Le budget dépend beaucoup des dates et du niveau de confort recherché, mais il faut garder en tête que Copenhague est plus chère que la moyenne européenne. L’hébergement et les repas représentent la plus grande part des dépenses, auxquels s’ajoutent la location de vélos, une éventuelle soirée aux Tivoli Gardens et une sortie sur les canaux.
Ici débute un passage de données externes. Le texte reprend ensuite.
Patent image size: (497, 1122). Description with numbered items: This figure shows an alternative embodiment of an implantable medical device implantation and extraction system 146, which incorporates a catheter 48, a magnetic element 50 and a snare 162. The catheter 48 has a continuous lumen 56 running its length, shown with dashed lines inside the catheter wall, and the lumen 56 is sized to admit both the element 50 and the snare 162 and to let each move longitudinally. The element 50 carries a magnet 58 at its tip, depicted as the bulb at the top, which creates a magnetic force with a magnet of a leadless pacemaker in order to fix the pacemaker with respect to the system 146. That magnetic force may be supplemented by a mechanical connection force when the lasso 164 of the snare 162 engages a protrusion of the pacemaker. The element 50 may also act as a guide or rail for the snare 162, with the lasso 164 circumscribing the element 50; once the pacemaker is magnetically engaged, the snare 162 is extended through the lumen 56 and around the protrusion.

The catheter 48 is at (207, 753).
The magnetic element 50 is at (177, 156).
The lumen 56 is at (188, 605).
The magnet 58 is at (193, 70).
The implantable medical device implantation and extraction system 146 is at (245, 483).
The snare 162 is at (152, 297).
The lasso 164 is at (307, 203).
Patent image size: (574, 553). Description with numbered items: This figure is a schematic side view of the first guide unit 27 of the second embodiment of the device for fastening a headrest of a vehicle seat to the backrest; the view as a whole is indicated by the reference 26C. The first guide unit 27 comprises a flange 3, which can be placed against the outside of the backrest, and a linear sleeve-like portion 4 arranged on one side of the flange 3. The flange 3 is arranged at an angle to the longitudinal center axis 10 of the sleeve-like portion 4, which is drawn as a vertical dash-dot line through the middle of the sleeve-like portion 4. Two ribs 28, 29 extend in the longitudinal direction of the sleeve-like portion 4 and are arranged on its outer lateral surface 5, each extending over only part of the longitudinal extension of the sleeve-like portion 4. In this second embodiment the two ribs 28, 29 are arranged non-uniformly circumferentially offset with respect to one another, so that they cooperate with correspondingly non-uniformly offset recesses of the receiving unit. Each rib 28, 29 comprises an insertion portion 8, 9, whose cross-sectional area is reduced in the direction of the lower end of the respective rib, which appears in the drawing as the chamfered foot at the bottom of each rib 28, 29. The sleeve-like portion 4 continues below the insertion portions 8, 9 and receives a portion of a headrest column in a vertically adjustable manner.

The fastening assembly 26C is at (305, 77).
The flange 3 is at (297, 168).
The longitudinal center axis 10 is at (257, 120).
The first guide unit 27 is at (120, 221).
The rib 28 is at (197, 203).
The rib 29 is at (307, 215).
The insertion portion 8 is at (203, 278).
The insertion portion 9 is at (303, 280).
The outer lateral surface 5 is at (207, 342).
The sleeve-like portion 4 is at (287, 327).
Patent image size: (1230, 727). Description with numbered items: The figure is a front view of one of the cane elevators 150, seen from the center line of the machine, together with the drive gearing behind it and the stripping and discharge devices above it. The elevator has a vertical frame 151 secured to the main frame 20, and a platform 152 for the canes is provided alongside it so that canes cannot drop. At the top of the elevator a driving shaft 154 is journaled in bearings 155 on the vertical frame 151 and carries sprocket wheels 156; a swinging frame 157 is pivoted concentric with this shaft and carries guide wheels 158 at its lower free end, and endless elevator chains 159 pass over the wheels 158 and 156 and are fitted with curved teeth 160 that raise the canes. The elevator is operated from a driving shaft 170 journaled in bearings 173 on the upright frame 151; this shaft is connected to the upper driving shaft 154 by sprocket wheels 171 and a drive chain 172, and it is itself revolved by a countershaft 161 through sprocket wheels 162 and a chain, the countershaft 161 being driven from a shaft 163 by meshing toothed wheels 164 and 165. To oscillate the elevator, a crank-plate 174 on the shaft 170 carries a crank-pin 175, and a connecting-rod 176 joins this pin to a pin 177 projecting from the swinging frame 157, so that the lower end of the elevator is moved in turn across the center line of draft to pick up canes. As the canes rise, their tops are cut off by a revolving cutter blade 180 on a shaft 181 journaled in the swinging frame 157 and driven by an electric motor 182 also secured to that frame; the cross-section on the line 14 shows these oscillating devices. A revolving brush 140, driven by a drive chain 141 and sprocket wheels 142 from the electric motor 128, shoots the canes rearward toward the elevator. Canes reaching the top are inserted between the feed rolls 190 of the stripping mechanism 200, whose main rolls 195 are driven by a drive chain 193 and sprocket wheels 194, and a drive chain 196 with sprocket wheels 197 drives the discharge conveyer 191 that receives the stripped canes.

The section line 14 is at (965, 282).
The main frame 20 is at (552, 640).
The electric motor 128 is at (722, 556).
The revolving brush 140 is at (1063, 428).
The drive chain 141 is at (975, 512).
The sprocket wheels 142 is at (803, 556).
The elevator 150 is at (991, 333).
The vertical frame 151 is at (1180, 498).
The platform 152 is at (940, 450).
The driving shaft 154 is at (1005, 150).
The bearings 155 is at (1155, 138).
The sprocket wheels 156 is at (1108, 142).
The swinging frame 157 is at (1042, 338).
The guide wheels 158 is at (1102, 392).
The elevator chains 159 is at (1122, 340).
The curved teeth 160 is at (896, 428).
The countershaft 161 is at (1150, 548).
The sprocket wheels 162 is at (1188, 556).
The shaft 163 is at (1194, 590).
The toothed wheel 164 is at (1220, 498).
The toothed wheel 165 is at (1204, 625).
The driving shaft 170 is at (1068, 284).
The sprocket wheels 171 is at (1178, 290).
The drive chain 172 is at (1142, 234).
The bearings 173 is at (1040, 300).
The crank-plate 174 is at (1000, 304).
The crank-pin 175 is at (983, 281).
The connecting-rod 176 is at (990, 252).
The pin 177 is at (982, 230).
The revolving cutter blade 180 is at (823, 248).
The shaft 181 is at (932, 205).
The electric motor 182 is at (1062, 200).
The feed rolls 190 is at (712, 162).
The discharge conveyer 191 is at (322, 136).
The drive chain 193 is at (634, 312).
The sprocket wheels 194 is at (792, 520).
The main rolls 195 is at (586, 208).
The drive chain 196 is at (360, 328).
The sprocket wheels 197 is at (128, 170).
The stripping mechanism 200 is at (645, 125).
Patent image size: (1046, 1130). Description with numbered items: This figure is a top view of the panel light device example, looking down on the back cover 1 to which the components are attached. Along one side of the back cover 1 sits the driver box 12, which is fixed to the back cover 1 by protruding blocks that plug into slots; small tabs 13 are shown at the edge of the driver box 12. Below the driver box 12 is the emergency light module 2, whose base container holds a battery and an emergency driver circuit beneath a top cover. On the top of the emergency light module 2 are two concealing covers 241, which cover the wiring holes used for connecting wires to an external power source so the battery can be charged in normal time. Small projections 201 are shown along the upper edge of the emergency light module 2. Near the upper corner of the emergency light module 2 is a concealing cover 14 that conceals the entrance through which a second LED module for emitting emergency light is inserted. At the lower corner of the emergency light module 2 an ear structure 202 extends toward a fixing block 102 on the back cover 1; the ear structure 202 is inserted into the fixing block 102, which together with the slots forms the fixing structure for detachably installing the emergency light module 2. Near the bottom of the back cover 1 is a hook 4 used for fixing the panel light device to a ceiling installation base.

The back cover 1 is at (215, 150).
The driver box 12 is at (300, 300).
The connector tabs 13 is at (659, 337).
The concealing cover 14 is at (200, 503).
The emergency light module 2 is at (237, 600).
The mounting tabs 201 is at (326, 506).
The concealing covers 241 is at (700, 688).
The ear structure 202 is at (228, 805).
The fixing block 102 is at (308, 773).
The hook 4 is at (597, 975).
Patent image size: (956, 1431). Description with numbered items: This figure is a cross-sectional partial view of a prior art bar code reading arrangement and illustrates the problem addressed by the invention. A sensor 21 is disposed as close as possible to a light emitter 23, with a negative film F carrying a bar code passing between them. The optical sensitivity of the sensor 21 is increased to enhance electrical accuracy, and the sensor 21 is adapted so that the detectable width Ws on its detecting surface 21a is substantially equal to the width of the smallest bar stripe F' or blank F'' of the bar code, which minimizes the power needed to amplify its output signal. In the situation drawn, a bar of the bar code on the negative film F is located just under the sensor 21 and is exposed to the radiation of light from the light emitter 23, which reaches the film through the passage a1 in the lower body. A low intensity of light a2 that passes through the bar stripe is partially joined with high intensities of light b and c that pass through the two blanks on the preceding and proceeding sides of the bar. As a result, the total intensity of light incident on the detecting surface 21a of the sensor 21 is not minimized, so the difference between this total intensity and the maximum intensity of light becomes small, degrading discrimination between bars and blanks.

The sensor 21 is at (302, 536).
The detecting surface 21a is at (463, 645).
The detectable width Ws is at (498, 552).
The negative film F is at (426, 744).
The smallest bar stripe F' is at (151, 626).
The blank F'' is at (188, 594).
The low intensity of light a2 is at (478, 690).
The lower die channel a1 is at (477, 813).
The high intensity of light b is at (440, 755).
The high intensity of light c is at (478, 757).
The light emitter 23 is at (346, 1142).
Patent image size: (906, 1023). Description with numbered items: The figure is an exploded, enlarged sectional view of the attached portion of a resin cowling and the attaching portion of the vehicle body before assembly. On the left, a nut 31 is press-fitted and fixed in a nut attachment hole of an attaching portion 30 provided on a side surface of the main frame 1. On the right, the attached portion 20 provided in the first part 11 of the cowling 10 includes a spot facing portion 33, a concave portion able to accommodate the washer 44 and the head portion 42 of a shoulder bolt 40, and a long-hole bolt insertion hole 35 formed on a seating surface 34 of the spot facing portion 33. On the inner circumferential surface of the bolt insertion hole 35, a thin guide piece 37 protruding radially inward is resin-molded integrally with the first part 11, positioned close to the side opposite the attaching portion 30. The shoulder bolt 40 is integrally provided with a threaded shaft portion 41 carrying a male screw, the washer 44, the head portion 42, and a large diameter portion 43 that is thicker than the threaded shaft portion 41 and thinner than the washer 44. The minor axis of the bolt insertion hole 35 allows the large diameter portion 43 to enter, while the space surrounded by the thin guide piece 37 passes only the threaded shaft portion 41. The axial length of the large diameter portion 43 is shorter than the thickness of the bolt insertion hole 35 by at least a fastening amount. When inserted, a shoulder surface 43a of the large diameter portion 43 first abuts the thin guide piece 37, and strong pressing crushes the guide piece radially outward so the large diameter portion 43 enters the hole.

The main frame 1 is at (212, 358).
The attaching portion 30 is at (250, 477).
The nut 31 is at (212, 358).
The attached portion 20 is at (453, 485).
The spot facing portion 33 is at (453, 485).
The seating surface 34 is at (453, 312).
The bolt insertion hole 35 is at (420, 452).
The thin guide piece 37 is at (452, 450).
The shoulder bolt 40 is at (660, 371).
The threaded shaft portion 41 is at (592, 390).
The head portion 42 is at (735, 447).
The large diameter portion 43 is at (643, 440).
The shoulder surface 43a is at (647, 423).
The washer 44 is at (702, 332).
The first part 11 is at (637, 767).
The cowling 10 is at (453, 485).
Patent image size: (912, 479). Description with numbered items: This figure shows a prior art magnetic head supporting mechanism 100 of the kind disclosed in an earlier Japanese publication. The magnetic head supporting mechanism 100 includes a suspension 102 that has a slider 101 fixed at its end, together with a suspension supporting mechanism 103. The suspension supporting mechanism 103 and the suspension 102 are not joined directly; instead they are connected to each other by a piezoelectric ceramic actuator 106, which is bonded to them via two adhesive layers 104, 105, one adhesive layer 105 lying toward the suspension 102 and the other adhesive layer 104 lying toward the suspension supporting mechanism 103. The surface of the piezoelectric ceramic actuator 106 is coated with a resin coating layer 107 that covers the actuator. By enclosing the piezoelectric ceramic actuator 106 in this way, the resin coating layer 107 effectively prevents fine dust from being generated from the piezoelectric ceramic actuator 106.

En modulant entre restaurants de quartier, cafés et options plus simples, on peut garder ce séjour dans une fourchette maîtrisée.
Où dormir à Copenhague pour 2 à 3 jours sans voiture ?
Pour un court séjour sans voiture, il est pratique de dormir dans le centre élargi ou près de Vesterbro ou Nørrebro, à proximité à la fois d’une station de métro et des pistes cyclables. Cela permet de rejoindre facilement l’aéroport, de circuler à vélo dans plusieurs directions et de sortir le soir sans prévoir de longs retours. Le choix se fait surtout entre ambiance très centrale et atmosphère plus “quartier” selon ce que l’on recherche.
Copenhague au printemps est-elle une bonne idée pour un city-trip en couple ?
Le printemps à Copenhague se prête très bien à un city-trip en couple : journées suffisamment longues, ambiance calme mais vivante, cafés chaleureux, promenades le long des canaux et nombreux points de vue à découvrir à vélo. Il faut simplement accepter une météo parfois fraîche et changeante, en prévoyant des couches chaudes et un bon coupe‑vent pour profiter pleinement des déplacements à l’extérieur.